When we see the truth of karma what we (I) see is that I am exactly as I am, this experience at this very moment is exactly as it is, precisely because of every choice, every action taken by myself and every “other" being in time and space going back and forward in time ad infinitum. There is the relative truth of my own actions as an individual and how they affect myself, others, and the environment that I am in contact with. There is also the bigger picture of how everyone I come into contact with is simultaneously in contact with many others, spreading out in an infinite, interconnecting web of actions and reactions that conspire together to create what is here and now in experience, moment to moment. Change anything at all and everything changes to some degree, the butterfly effect. We can certainly isolate individual actions, reactions, and consequences, but that is an artificial distinction.
Maya is the misperception of the interconnectedness of Being in terms of appearance. Karma is the expression of the interconnectedness of Being in terms of action and reaction.
We can work at categorizing, separating, and healing each and every karmic trace step by step, one at a time and this can be very effective. It can also be extraordinarily complex and time consuming once we get beyond the most obvious and accessible challenges. We can also work at healing karma without all of the separation, dissection, and artificial isolation of individual karmic traces by looking to the root of it all, the misguided sense of separateness itself. This is an equally valid method, more holistic, but not accessible or efficient for everyone.

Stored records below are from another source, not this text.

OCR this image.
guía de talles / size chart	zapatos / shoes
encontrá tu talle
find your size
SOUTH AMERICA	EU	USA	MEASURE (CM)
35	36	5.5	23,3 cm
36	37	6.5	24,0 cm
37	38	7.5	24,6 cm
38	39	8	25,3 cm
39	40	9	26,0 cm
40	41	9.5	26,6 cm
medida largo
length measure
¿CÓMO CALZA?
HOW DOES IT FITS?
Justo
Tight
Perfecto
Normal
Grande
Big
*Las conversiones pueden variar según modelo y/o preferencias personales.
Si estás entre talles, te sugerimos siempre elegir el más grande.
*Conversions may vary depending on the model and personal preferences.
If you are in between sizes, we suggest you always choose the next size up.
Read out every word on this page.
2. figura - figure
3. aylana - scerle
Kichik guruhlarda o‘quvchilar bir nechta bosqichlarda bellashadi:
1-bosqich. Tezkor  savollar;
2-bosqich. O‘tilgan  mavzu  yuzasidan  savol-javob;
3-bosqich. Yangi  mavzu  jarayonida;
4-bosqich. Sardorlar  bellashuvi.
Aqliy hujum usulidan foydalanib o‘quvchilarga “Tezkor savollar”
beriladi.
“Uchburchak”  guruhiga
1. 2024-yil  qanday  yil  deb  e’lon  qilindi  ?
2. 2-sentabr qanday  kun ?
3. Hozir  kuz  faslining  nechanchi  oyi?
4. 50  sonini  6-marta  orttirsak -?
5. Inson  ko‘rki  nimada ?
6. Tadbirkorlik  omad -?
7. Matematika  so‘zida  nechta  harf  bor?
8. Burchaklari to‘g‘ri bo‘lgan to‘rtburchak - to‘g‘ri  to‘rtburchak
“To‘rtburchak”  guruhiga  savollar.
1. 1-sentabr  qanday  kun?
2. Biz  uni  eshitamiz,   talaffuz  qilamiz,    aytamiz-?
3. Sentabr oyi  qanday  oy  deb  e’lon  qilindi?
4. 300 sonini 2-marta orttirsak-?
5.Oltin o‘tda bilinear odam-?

I agree with you. While there is a sense of “self-awareness,” of "awareness recognizing itself,” of “abiding in the nature of mind,” of “non-meditation,” and other such convenient and sexy sounding labels we use to describe our experience (I’m not interested in theory), it’s my opinion and experience that as long as we are human beings, we never completely transcend human experience, although we may come “close,” whether in our day to day life, in our practice, or in the clear light of sleep. These "blessed and pure” enlightening experiences are, in my opinion and experience, what it feels like when a particular obstacle or obscuration is released or dissolved. They are a taste but not a perfect experience of ultimate reality, per se; they are human experiences of a deeper and more pervasive sense of what it is to be human, approaching the purity of the abiding base in an asymptotic manner. This is why distinctions are made in some traditions between base and path rigpa. When different people have these enlightening experiences they use different adjectives and adverbs to describe them - things like pervasive, unbounded, clear, spacious, immortal, unborn and so forth. While all of these are characteristics of the fundamental essence of Being, we are not that, we are human practitioners, and therefore we have human experiences. Each of these experiences represent the transcendence of how we were previously feeling limited in time and space in one way or another.